Background: Patients with non-small-cell lung cancer (NSCLC) and cancer driver gene mutations are mainly treated with targeted therapy. Research into the application of neoadjuvant immunochemotherapy for these patients is active and ongoing. In this study, we assessed the feasibility and safety of immunochemotherapy as a neoadjuvant treatment in patients with stage III NSCLC with common cancer driver gene mutations. Methods: This retrospective study enrolled patients who had stage III NSCLC with the results of driver mutation testing [including epidermal growth factor receptor (EGFR), Kirsten rat sarcoma viral oncogene homolog (KRAS), c-ros proto-oncogene 1, receptor tyrosine kinase (ROS1), rearranged during transfection (RET), anaplastic lymphoma kinase (ALK), human epidermal growth factor receptor 2 (HER2), phosphatidylinositol-4,5-bisphosphate 3-kinase catalytic subunit alpha (PIK3CA)] and received neoadjuvant immunochemotherapy. The patients were followed for at least 1 year after the operation or until the day the treatment was discontinued. The primary endpoints were objective response rate (ORR) and adverse events (AEs), while the secondary endpoints were pathological response among patients who undergo surgery, disease-free survival (DFS) and overall survival (OS).

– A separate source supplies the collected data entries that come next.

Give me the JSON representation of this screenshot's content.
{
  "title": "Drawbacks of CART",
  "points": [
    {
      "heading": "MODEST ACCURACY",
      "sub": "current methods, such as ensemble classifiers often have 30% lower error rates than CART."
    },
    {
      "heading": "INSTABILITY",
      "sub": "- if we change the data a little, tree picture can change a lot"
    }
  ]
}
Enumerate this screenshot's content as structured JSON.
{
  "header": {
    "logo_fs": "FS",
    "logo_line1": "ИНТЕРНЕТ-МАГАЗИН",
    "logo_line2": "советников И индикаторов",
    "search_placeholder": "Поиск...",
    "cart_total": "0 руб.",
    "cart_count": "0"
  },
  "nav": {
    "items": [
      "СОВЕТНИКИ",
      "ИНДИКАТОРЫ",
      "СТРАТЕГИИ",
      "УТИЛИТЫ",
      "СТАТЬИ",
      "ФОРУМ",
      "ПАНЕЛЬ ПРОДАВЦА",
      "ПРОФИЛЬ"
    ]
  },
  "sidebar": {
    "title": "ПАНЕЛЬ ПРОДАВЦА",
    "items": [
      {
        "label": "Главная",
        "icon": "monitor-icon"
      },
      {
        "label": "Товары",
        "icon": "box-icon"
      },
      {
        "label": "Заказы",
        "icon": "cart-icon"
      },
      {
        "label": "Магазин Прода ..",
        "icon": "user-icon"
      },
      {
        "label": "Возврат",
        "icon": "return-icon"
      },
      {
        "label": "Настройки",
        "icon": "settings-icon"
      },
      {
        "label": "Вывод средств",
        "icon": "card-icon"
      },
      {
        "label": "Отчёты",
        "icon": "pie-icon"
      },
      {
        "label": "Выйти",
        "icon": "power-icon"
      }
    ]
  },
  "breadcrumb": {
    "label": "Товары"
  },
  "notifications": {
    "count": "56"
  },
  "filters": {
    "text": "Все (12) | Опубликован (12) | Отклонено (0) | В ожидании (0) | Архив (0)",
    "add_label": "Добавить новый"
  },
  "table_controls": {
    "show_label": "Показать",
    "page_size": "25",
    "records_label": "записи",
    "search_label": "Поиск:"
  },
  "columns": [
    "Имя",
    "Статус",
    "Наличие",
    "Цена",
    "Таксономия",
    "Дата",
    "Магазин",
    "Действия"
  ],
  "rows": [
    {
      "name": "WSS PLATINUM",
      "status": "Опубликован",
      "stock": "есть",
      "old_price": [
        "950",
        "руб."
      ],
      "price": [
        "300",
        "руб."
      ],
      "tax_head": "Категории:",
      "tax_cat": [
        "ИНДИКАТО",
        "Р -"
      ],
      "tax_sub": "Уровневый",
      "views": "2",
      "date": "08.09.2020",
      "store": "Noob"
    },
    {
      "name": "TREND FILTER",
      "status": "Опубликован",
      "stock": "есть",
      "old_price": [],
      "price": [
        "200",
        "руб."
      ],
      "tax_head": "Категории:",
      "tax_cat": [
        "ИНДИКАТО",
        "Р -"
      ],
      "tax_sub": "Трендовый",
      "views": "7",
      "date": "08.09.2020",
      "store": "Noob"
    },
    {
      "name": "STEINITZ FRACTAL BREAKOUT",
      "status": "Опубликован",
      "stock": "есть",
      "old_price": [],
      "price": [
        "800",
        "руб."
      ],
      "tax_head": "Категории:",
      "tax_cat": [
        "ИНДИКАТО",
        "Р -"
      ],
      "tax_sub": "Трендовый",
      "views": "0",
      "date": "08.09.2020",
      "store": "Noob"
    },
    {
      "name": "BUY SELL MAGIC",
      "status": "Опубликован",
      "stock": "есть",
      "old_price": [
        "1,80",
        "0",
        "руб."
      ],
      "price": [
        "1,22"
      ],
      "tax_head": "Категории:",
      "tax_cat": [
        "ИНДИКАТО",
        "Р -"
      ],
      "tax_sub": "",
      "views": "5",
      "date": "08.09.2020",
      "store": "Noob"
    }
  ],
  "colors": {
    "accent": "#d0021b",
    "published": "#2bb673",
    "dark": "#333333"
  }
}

Results: From 2020 to 2022, a total of 34 patients with stage III NSCLC were included in this study and were categorized into two groups according to the presence of cancer driver gene mutations: a mutation group (n=22) and a wild-type (WT) group (n=12). The rate of ORR in the WT group was 58.3%, and the rate of ORR in the mutation group was 68.2%. And no postoperative deaths or grade 3 or 4 AEs were observed in either of the groups. Among the patients who underwent surgery, the major pathological response (MPR) rate in the WT group and the mutation group was 75.0% and 47.0%, respectively (P=0.23). The pathological complete response (pCR) rate in the WT group and in the mutation group was 37.5% and 23.5%, respectively (P=0.64). The 1-year DFS rate in the WT group and the mutation group was 87.5% and 82.4%, respectively, while the 1-year OS rates in the WT group and the mutation group were both 100.0%. Conclusions: The potential of neoadjuvant immunochemotherapy for patients with stage III NSCLC with cancer driver gene mutations is promising.